Eerste waarneming in België
De eerste officiële Belgische waarneming en rapportage dateert uit het midden van de 19e eeuw [9]. Toen werd melding gemaakt van een massale aanwezigheid van de soort – onder het synoniem Ascidia ampulloides – in Oostende.
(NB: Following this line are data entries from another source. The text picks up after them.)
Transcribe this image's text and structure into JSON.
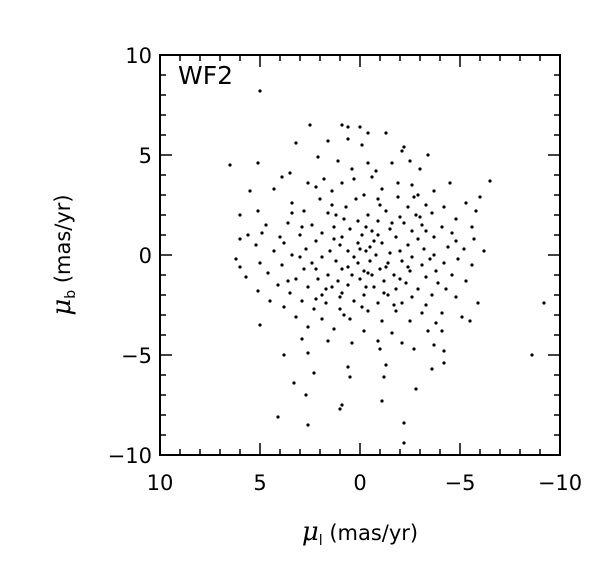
{
  "chart_data": {
    "type": "scatter",
    "panel_label": "WF2",
    "xlabel": {
      "symbol": "μ",
      "subscript": "l",
      "units": " (mas/yr)"
    },
    "ylabel": {
      "symbol": "μ",
      "subscript": "b",
      "units": " (mas/yr)"
    },
    "xlim": [
      10,
      -10
    ],
    "ylim": [
      -10,
      10
    ],
    "x_reversed": true,
    "xticks": [
      10,
      5,
      0,
      -5,
      -10
    ],
    "xtick_labels": [
      "10",
      "5",
      "0",
      "−5",
      "−10"
    ],
    "yticks": [
      -10,
      -5,
      0,
      5,
      10
    ],
    "ytick_labels": [
      "−10",
      "−5",
      "0",
      "5",
      "10"
    ],
    "grid": false,
    "marker_color": "#000000",
    "points": [
      [
        5.0,
        8.2
      ],
      [
        2.5,
        6.5
      ],
      [
        0.9,
        6.5
      ],
      [
        0.6,
        6.4
      ],
      [
        0.0,
        6.4
      ],
      [
        -1.3,
        6.1
      ],
      [
        -0.4,
        6.1
      ],
      [
        0.6,
        5.8
      ],
      [
        1.6,
        5.7
      ],
      [
        -0.1,
        5.5
      ],
      [
        -2.2,
        5.4
      ],
      [
        -2.1,
        5.2
      ],
      [
        3.2,
        5.6
      ],
      [
        -3.4,
        5.0
      ],
      [
        6.5,
        4.5
      ],
      [
        5.1,
        4.6
      ],
      [
        2.1,
        4.9
      ],
      [
        1.1,
        4.7
      ],
      [
        -0.4,
        4.6
      ],
      [
        -1.6,
        4.6
      ],
      [
        -2.5,
        4.7
      ],
      [
        0.4,
        4.3
      ],
      [
        -0.8,
        4.2
      ],
      [
        -3.0,
        4.3
      ],
      [
        -6.5,
        3.7
      ],
      [
        -4.5,
        3.6
      ],
      [
        3.9,
        3.9
      ],
      [
        3.5,
        4.1
      ],
      [
        4.3,
        3.3
      ],
      [
        5.5,
        3.2
      ],
      [
        2.6,
        3.6
      ],
      [
        2.2,
        3.4
      ],
      [
        1.8,
        3.8
      ],
      [
        0.9,
        3.6
      ],
      [
        -0.6,
        3.9
      ],
      [
        -1.1,
        3.3
      ],
      [
        -2.6,
        3.5
      ],
      [
        -3.7,
        3.2
      ],
      [
        -0.2,
        3.0
      ],
      [
        -1.9,
        2.9
      ],
      [
        -2.9,
        3.0
      ],
      [
        -5.3,
        2.6
      ],
      [
        -6.0,
        2.9
      ],
      [
        3.4,
        2.6
      ],
      [
        1.4,
        2.5
      ],
      [
        0.2,
        2.8
      ],
      [
        -1.0,
        2.5
      ],
      [
        -2.4,
        2.4
      ],
      [
        -3.3,
        2.5
      ],
      [
        -4.2,
        2.4
      ],
      [
        -5.8,
        2.2
      ],
      [
        6.0,
        2.0
      ],
      [
        5.1,
        2.2
      ],
      [
        2.8,
        2.2
      ],
      [
        1.6,
        2.1
      ],
      [
        -0.4,
        2.0
      ],
      [
        -1.3,
        2.2
      ],
      [
        -2.0,
        1.9
      ],
      [
        -2.8,
        2.0
      ],
      [
        -3.6,
        2.1
      ],
      [
        -4.8,
        1.8
      ],
      [
        0.8,
        1.8
      ],
      [
        -0.9,
        1.7
      ],
      [
        -2.2,
        1.6
      ],
      [
        -3.1,
        1.5
      ],
      [
        -4.1,
        1.4
      ],
      [
        -5.6,
        1.4
      ],
      [
        4.7,
        1.5
      ],
      [
        3.6,
        1.6
      ],
      [
        2.4,
        1.5
      ],
      [
        1.3,
        1.4
      ],
      [
        0.5,
        1.3
      ],
      [
        -0.3,
        1.4
      ],
      [
        -1.5,
        1.3
      ],
      [
        -2.6,
        1.2
      ],
      [
        -3.3,
        1.2
      ],
      [
        5.6,
        1.0
      ],
      [
        4.0,
        0.9
      ],
      [
        3.0,
        1.0
      ],
      [
        1.9,
        1.1
      ],
      [
        0.9,
        0.9
      ],
      [
        -0.1,
        1.0
      ],
      [
        -0.9,
        1.0
      ],
      [
        -1.8,
        0.9
      ],
      [
        -2.9,
        0.8
      ],
      [
        -3.7,
        0.9
      ],
      [
        -4.6,
        1.1
      ],
      [
        -5.7,
        0.8
      ],
      [
        6.0,
        0.8
      ],
      [
        2.2,
        0.7
      ],
      [
        0.1,
        0.6
      ],
      [
        -1.1,
        0.6
      ],
      [
        -2.4,
        0.5
      ],
      [
        -4.4,
        0.4
      ],
      [
        5.2,
        0.5
      ],
      [
        3.8,
        0.6
      ],
      [
        1.0,
        0.5
      ],
      [
        -0.5,
        0.4
      ],
      [
        -3.2,
        0.3
      ],
      [
        -5.2,
        0.3
      ],
      [
        4.3,
        0.2
      ],
      [
        2.7,
        0.3
      ],
      [
        1.5,
        0.2
      ],
      [
        0.6,
        0.2
      ],
      [
        -0.3,
        0.2
      ],
      [
        -1.5,
        0.1
      ],
      [
        -2.0,
        0.2
      ],
      [
        -3.7,
        0.0
      ],
      [
        -6.2,
        0.2
      ],
      [
        3.4,
        0.0
      ],
      [
        1.9,
        -0.1
      ],
      [
        0.3,
        -0.1
      ],
      [
        -0.8,
        0.0
      ],
      [
        -2.6,
        -0.1
      ],
      [
        -4.9,
        -0.2
      ],
      [
        6.2,
        -0.2
      ],
      [
        5.0,
        -0.4
      ],
      [
        3.9,
        -0.5
      ],
      [
        2.4,
        -0.4
      ],
      [
        1.2,
        -0.3
      ],
      [
        0.1,
        -0.4
      ],
      [
        -0.5,
        -0.3
      ],
      [
        -1.4,
        -0.4
      ],
      [
        -2.1,
        -0.3
      ],
      [
        -3.1,
        -0.5
      ],
      [
        -4.2,
        -0.4
      ],
      [
        -5.6,
        -0.5
      ],
      [
        6.0,
        -0.6
      ],
      [
        2.8,
        -0.7
      ],
      [
        0.9,
        -0.7
      ],
      [
        -0.2,
        -0.8
      ],
      [
        -1.0,
        -0.7
      ],
      [
        -2.5,
        -0.8
      ],
      [
        -3.8,
        -0.8
      ],
      [
        4.6,
        -0.9
      ],
      [
        1.6,
        -1.0
      ],
      [
        0.4,
        -1.0
      ],
      [
        -0.6,
        -1.0
      ],
      [
        -1.7,
        -1.0
      ],
      [
        -3.3,
        -1.1
      ],
      [
        -4.6,
        -1.0
      ],
      [
        5.7,
        -1.1
      ],
      [
        3.2,
        -1.2
      ],
      [
        2.1,
        -1.2
      ],
      [
        1.1,
        -1.3
      ],
      [
        0.0,
        -1.2
      ],
      [
        -1.2,
        -1.3
      ],
      [
        -2.3,
        -1.4
      ],
      [
        -3.9,
        -1.4
      ],
      [
        -5.3,
        -1.3
      ],
      [
        4.1,
        -1.5
      ],
      [
        2.6,
        -1.6
      ],
      [
        1.4,
        -1.6
      ],
      [
        0.6,
        -1.5
      ],
      [
        -0.7,
        -1.6
      ],
      [
        -1.8,
        -1.7
      ],
      [
        -2.9,
        -1.7
      ],
      [
        -4.3,
        -1.7
      ],
      [
        5.1,
        -1.8
      ],
      [
        3.5,
        -1.9
      ],
      [
        1.9,
        -2.0
      ],
      [
        0.9,
        -1.9
      ],
      [
        -0.2,
        -2.0
      ],
      [
        -1.4,
        -2.0
      ],
      [
        -2.6,
        -2.1
      ],
      [
        -3.6,
        -2.0
      ],
      [
        -4.8,
        -2.1
      ],
      [
        4.5,
        -2.3
      ],
      [
        2.9,
        -2.3
      ],
      [
        1.7,
        -2.4
      ],
      [
        0.3,
        -2.3
      ],
      [
        -0.9,
        -2.4
      ],
      [
        -2.1,
        -2.4
      ],
      [
        -3.3,
        -2.5
      ],
      [
        -5.9,
        -2.4
      ],
      [
        3.8,
        -2.6
      ],
      [
        2.3,
        -2.7
      ],
      [
        1.0,
        -2.7
      ],
      [
        -0.4,
        -2.8
      ],
      [
        -1.8,
        -2.8
      ],
      [
        -3.1,
        -2.9
      ],
      [
        -4.1,
        -2.9
      ],
      [
        -5.1,
        -3.1
      ],
      [
        -9.2,
        -2.4
      ],
      [
        3.2,
        -3.1
      ],
      [
        1.9,
        -3.2
      ],
      [
        0.5,
        -3.2
      ],
      [
        -1.1,
        -3.3
      ],
      [
        -2.5,
        -3.3
      ],
      [
        -3.8,
        -3.4
      ],
      [
        -5.5,
        -3.3
      ],
      [
        5.0,
        -3.5
      ],
      [
        2.6,
        -3.6
      ],
      [
        1.3,
        -3.7
      ],
      [
        -0.2,
        -3.8
      ],
      [
        -1.6,
        -3.9
      ],
      [
        -3.4,
        -3.8
      ],
      [
        -4.1,
        -3.8
      ],
      [
        2.9,
        -4.2
      ],
      [
        1.6,
        -4.3
      ],
      [
        0.4,
        -4.4
      ],
      [
        -0.9,
        -4.3
      ],
      [
        -2.1,
        -4.4
      ],
      [
        -3.7,
        -4.5
      ],
      [
        -4.2,
        -4.8
      ],
      [
        3.8,
        -5.0
      ],
      [
        2.6,
        -4.9
      ],
      [
        -1.0,
        -4.7
      ],
      [
        -2.7,
        -4.7
      ],
      [
        -4.2,
        -5.4
      ],
      [
        -8.6,
        -5.0
      ],
      [
        2.3,
        -5.9
      ],
      [
        0.6,
        -5.6
      ],
      [
        -1.3,
        -5.5
      ],
      [
        -3.6,
        -5.7
      ],
      [
        3.3,
        -6.4
      ],
      [
        0.5,
        -6.1
      ],
      [
        -1.2,
        -6.1
      ],
      [
        2.7,
        -7.0
      ],
      [
        -1.1,
        -7.3
      ],
      [
        0.9,
        -7.5
      ],
      [
        -2.8,
        -6.7
      ],
      [
        1.0,
        -7.7
      ],
      [
        4.1,
        -8.1
      ],
      [
        2.6,
        -8.5
      ],
      [
        -2.2,
        -8.4
      ],
      [
        -2.2,
        -9.4
      ],
      [
        2.2,
        -2.2
      ],
      [
        0.8,
        -3.0
      ],
      [
        -0.4,
        -0.9
      ],
      [
        0.1,
        1.7
      ],
      [
        -1.9,
        3.6
      ],
      [
        2.0,
        2.8
      ],
      [
        0.6,
        -0.6
      ],
      [
        -0.3,
        -1.6
      ],
      [
        1.3,
        0.8
      ],
      [
        -1.3,
        -0.6
      ],
      [
        -0.9,
        2.8
      ],
      [
        1.4,
        3.2
      ],
      [
        -2.0,
        -1.2
      ],
      [
        3.0,
        -0.1
      ],
      [
        -3.0,
        1.9
      ],
      [
        0.3,
        3.8
      ],
      [
        2.2,
        -0.7
      ],
      [
        -0.7,
        0.7
      ],
      [
        -1.6,
        1.6
      ],
      [
        1.7,
        -1.7
      ],
      [
        0.7,
        2.4
      ],
      [
        -2.7,
        2.9
      ],
      [
        4.9,
        1.1
      ],
      [
        -4.8,
        0.7
      ],
      [
        3.4,
        2.1
      ],
      [
        -1.2,
        -1.9
      ],
      [
        0.0,
        0.3
      ],
      [
        -0.1,
        -2.6
      ],
      [
        1.0,
        -2.1
      ],
      [
        -2.4,
        -0.6
      ],
      [
        2.9,
        1.4
      ],
      [
        -3.5,
        -0.2
      ],
      [
        3.6,
        -1.3
      ],
      [
        -0.6,
        1.2
      ],
      [
        1.2,
        2.0
      ],
      [
        -1.7,
        -2.5
      ]
    ]
  }
}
Er circuleert echter ook een tekening uit 1762 met daarop de afbeelding van een zakpijp – sterk gelijkend op de Ronde zakpijp Molgula manhattensis – die groeit op de sluizen en in de dokken van het Dijkwater op het eiland Schouwen-Duiveland (Zeeland) [5]. Als dit correct is, dan is het niet uitgesloten dat de soort toentertijd ook al in de Vlaamse kusthavens van Nieuwpoort en Oostende aanwezig was [10]. Deze tekening zou echter ook Molgula socialis kunnen betreffen [11].
Verspreiding in België
Na de eerste waarneming door Van Beneden uit 1847, bleef de soort tijdens de daaropvolgende eeuw aanwezig in de jachthaven van Oostende. In 1934 stortte de populatie in door een bruuske daling in het zoutgehalte, veroorzaakt door de doorstroming van zoetwater via het Kanaal Brugge-Oostende. De situatie kon zich snel herstellen en de soort werd er – geïdentificeerd als Molgula tubifera – massaal aangetroffen tussen 1937 en 1939 [12] en tussen 1952 en 1953 [13]. Ook in 1960-1961 werd de Ronde zakpijp – dit keer onder de naam Molgula manhattensis – massaal aangetroffen in de jachthaven van Oostende [14] en tijdens de jaren ‘70 in de Spuikom in Oostende [15, 16]. In 1999 werd de Ronde zakpijp waargenomen in het Insteekdok en de jachthaven van Zeebrugge, in de haven van Blankenberge en in de Spuikom van Oostende. Recent werd de Ronde zakpijp opnieuw aangetroffen in de jachthaven van Zeebrugge evenals in de Nederlandse Westerschelde ter hoogte van Hoedekenskerke [17].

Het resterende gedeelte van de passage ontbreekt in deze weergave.